出典:Office of the Commission for the Management of Land Traffic
上記は、運用されていた公共交通機関が住民のニーズに合っていないため、1972年から1995年の間に公共交通機関の利用率が減る一方で自家用車の利用数が増えていることを示している。
主な問題は以下の通りである。
1) 渋滞
道路の容量が需要に追いつかないことと道路網の構造が非効率的であることから、需要と供給のバランスが取れていない。渋滞が増加して公共交通、特にバスのサービスが低下している。混雑した道路を利用する交通機関は、時間がかかるし待ち時間は長い、エアコン付バス以外は乗り心地も悪い。

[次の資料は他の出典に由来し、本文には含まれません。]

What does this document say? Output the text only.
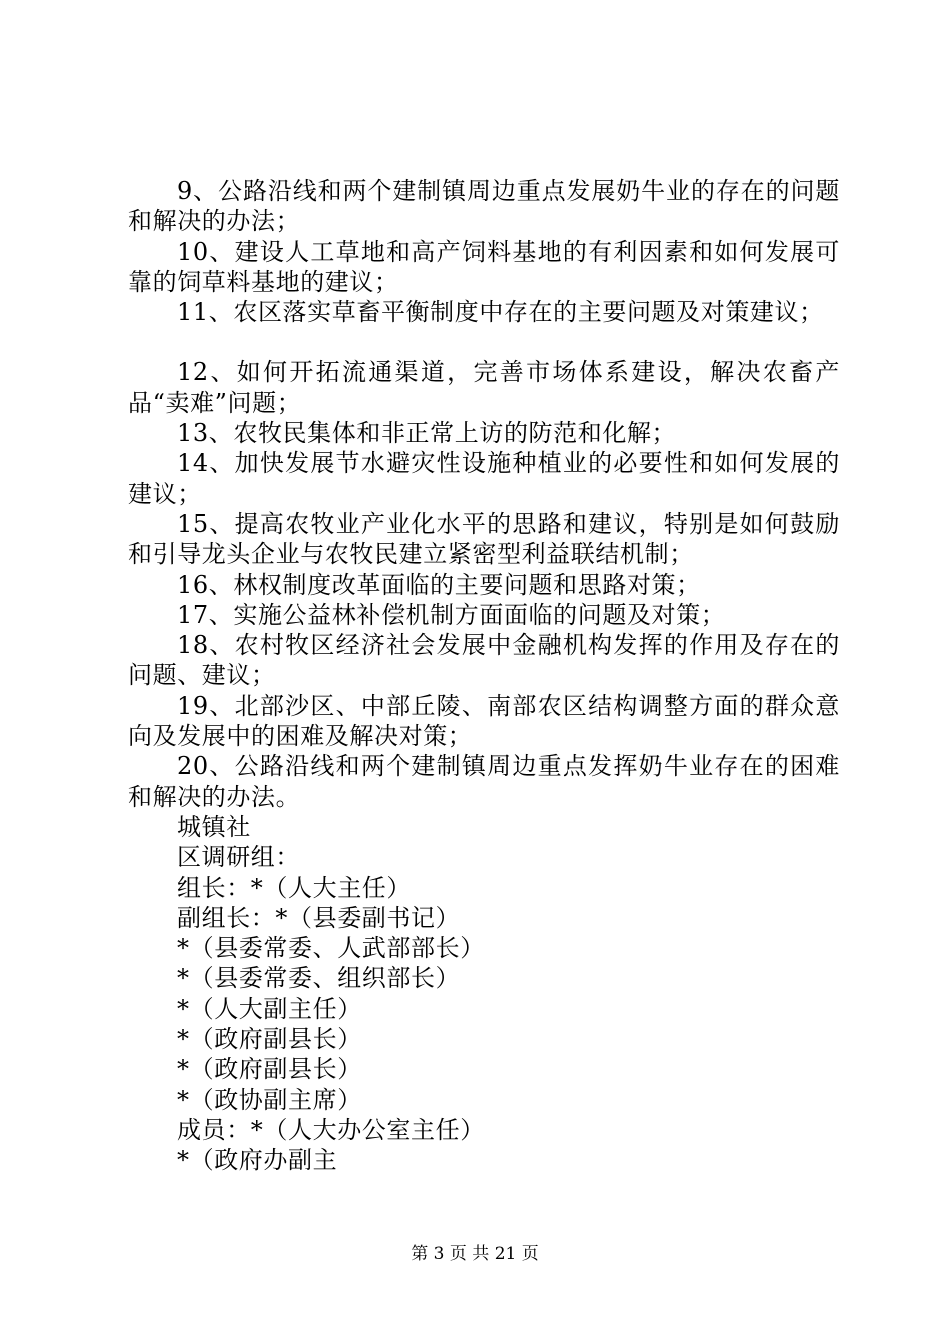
9、公路沿线和两个建制镇周边重点发展奶牛业的存在的问题和解决的办法；

10、建设人工草地和高产饲料基地的有利因素和如何发展可靠的饲草料基地的建议；

11、农区落实草畜平衡制度中存在的主要问题及对策建议；

12、如何开拓流通渠道，完善市场体系建设，解决农畜产品“卖难”问题；

13、农牧民集体和非正常上访的防范和化解；

14、加快发展节水避灾性设施种植业的必要性和如何发展的建议；

15、提高农牧业产业化水平的思路和建议，特别是如何鼓励和引导龙头企业与农牧民建立紧密型利益联结机制；

16、林权制度改革面临的主要问题和思路对策；

17、实施公益林补偿机制方面面临的问题及对策；

18、农村牧区经济社会发展中金融机构发挥的作用及存在的问题、建议；

19、北部沙区、中部丘陵、南部农区结构调整方面的群众意向及发展中的困难及解决对策；

20、公路沿线和两个建制镇周边重点发挥奶牛业存在的困难和解决的办法。

城镇社

区调研组：

组长：*（人大主任）

副组长：*（县委副书记）

*（县委常委、人武部部长）

*（县委常委、组织部长）

*（人大副主任）

*（政府副县长）

*（政府副县长）

*（政协副主席）

成员：*（人大办公室主任）

*（政府办副主

第 3 页 共 21 页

特に中心部での信頼性が低くなっている。バンコクの交通の特徴は混雑と遅延の程度が日々異なることである。これは飽和した交通事情の特徴であるが、たとえば新学期が始まったとか、VIPの車列が通るために通行止めになったとか、交通事故、故障、身動きのとれなくなった交差点、異常に長い赤信号など、特別な事情によりさらに悪化している。
2) 質と量
公共交通機関一般にしてもバスにしても、質と量のいずれもが、交通需要と全交通のキャパシティーとのバランスを目標とする市当局が求めるレベルを満たしていない。ほとんどのバス・フェリー・鉄道車両が古く性能も低いことや、空調の使用が限られていることから、自家用車の利用者にとって公共交通は代替となる魅力はない。自動車やオートバイの所有の増加、渋滞によるパラトランジットの拡大とバスの生産性の低下により、公共交通機関はシェアを失っている。
3) 環境基準と汚染
騒音や排気ガスなど交通が人体に悪影響を及ぼしている。自動車の利用の急激な増加は、特にバンコクで大気汚染と騒音を引き起こしている。科学技術環境省(MOSTE)汚染管理部による調査では、1993年から1994年におけるバンコクの主な汚染問題は、自動車の排気ガスが原因の黒煙とCOxである。歩道に設置された18カ所の簡易大気観測所では、バンコクの多くの地区で大気汚染が危険なレベルに達していることを示している。さらに、バンコクの通りは非常に騒々しい。主犯はオートバイ(多くは騒音を大きくするよう改造している)と、メインテナンスの十分でないトラック・バス・オートバイ(トゥクトゥク)などのディーゼル車両である。日中の騒音レベルは夜間より明らかに高い。騒音レベルの測定はバンコクの主要道路付近の多数で行われているが、その多くが70dBA以上であり、長期に渡ると聴覚に障害がでるレベルである。
4) 交通事故
交通事故は増加の一途である。私有財産・公有財産あわせて年間10億バーツ以上の損失があると推定される。これには金額への換算が不可能な障害・死亡などの人的被害は含まれていない。